Title: Unfriendly Fire
Request: What if Edgeworth was roughed up in the detention center?
Warnings: None
Original Link: http://teagueful.livejournal.com/38756.html?thread=12600164#t12600164

When he didn’t remove his jacket as fast as they liked, they finished the job for him, and he heard the sleeve rip.

“Whoops,” he heard one of them comment, “guess that one’s coming out of our paychecks, eh, Prosecutor?”

When he didn’t dignify them with a response, his face was pushed against the wall hard enough to hurt, but not enough to leave a bruise—they were experts in not leaving behind evidence of this sort, after all. A baton tapped the back of his leg, close—but again, not too close—to his buttocks. “All right, pretty boy, spread’em.”

They took their time patting him down despite knowing his distaste for guns. He was even infamous for showing up at not-yet-cleared crime scenes empty handed, taking a dismissive once-over, and docking the lead detective’s paycheck for neglecting some piddling detail or another—Gumshoe suffered the worst, but just about every cop had crossed Edgeworth one way or another.

Now it was their turn.

They shoved him into the chair and angled the light so it shone straight into his eyes.

“You know how this works by now, don’t you?” The officer closest to him cracked his knuckles. “Unfortunately for you, our ‘Good Cop’ had to go on vacation, so all you get is ‘Bad Cop’ and ‘Worse Cop’.”

He remained silent. He knew his rights, even if he wasn’t interested in invoking them for the moment.

The door opened behind him, and all he needed was the collective reaction of the room to know who had just entered.

“Do you jokers really think you’ll get Worthy-boy to talk this way, or are you just getting back at him for expecting you to do your jobs?” He could almost hear Gant smile as the room emptied. “Thank you. Now go get yourselves some coffee or something.”

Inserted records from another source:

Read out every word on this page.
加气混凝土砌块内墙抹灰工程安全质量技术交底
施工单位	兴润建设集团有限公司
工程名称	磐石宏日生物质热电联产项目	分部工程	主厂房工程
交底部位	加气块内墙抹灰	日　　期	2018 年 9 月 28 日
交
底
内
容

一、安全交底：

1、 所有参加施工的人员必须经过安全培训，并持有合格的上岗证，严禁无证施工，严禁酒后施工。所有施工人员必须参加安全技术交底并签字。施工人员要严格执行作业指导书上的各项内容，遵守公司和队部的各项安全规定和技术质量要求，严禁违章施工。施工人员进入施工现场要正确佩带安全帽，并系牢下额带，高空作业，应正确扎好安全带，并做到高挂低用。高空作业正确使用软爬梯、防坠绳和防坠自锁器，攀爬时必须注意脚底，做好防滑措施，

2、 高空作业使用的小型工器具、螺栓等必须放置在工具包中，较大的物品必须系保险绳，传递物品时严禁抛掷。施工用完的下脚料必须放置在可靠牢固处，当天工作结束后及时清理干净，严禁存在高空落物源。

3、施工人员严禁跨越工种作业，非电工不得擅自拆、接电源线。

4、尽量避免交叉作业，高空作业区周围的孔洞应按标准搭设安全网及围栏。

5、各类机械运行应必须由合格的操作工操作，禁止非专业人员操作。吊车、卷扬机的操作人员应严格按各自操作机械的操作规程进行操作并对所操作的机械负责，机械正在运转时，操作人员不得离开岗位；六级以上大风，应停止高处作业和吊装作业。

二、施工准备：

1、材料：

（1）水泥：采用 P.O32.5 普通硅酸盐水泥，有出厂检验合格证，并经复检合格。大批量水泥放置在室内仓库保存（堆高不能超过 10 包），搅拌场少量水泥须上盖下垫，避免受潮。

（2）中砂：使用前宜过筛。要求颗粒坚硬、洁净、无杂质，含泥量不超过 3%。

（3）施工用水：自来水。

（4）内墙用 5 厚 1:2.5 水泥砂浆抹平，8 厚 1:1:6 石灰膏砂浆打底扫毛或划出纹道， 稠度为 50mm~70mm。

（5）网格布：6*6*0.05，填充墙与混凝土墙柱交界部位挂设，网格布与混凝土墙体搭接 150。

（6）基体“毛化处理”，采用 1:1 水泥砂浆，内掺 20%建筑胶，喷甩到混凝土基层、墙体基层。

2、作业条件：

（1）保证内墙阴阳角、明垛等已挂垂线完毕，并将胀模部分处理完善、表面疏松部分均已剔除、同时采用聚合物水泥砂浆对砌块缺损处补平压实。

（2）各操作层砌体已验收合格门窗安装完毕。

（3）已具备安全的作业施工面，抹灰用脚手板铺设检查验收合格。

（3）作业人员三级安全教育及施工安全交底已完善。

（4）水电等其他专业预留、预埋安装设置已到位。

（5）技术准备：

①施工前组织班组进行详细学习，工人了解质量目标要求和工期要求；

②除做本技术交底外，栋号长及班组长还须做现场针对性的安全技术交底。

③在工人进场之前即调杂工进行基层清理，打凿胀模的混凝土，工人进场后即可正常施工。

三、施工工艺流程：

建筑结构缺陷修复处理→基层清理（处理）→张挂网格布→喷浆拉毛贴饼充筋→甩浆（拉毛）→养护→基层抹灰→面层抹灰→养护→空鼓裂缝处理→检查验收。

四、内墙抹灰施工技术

Gant wondered how long it would take before Worthy-boy’s calm outer facade cracked; despite the so-called “Demon Prosecutor’s” reputation for having ice water in his veins, the boy’s gruff exterior was a paper-thin mask for emotions so tumultuous Gant often found himself wondering why the lad hadn’t yet gone postal—or maybe he did, and this was the aftermath.

He sat down across from Worthy-boy, threading his fingers in front of his face and tilting his head just far enough forward so that his eyes peered straight at the other man. “Do I even want to know how you ended up in this situation?”

“I—” Worthy-boy managed to hold the gaze, but he did blink a fraction faster than he did before. Then he set his jaw, resolute. “It no longer matters.”

Gant clicked his tongue. “What is it that my boys like to say? Oh, yes, ‘throw me a bone here, pal’. How am I supposed to know how much I need to clean up after you if you just sit there?”

The tiniest flush of red colored Worthy-boy’s cheeks, and Gant could almost see him force down the words perched at the edge of his lips. “If I’m going to be discussing anything, it certainly won’t be with you.”

“Who else are you going to talk to, then? I haven’t heard you ask for a lawyer yet.” Gant pushed the glasses to the top of his nose now. “You’re far too calm, Worthy-boy, and I don’t like it one bit.”

Worthy-boy did not waver. “I am prepared to accept my fate, regardless of what happens.”

“Really, Worthy-boy?” Gant moved his hands so Worthy-boy could see the predatory grin. “Tell me, have you gotten over your debilitating fear of small, dark spaces yet?” Then he rose to his feet, towering over him. “And you wouldn’t even be able to claim ‘duress’, either, because I wouldn’t leave a mark on you and you know all of those boys out there are going to back me up.”

The flinch is visible, but Worthy-boy redeemed himself by not looking away. “Do your worst.”

Unnecessarily Long and Tiresome Authoress’ Notes:
Stopping here a cliffhanger because I couldn’t decide what to do. I also kept what Gant thought of Edgeworth ambiguous—this scene could be read either way, IMHO. Maybe I’ll leave it as a Lady-or-Tiger style ending.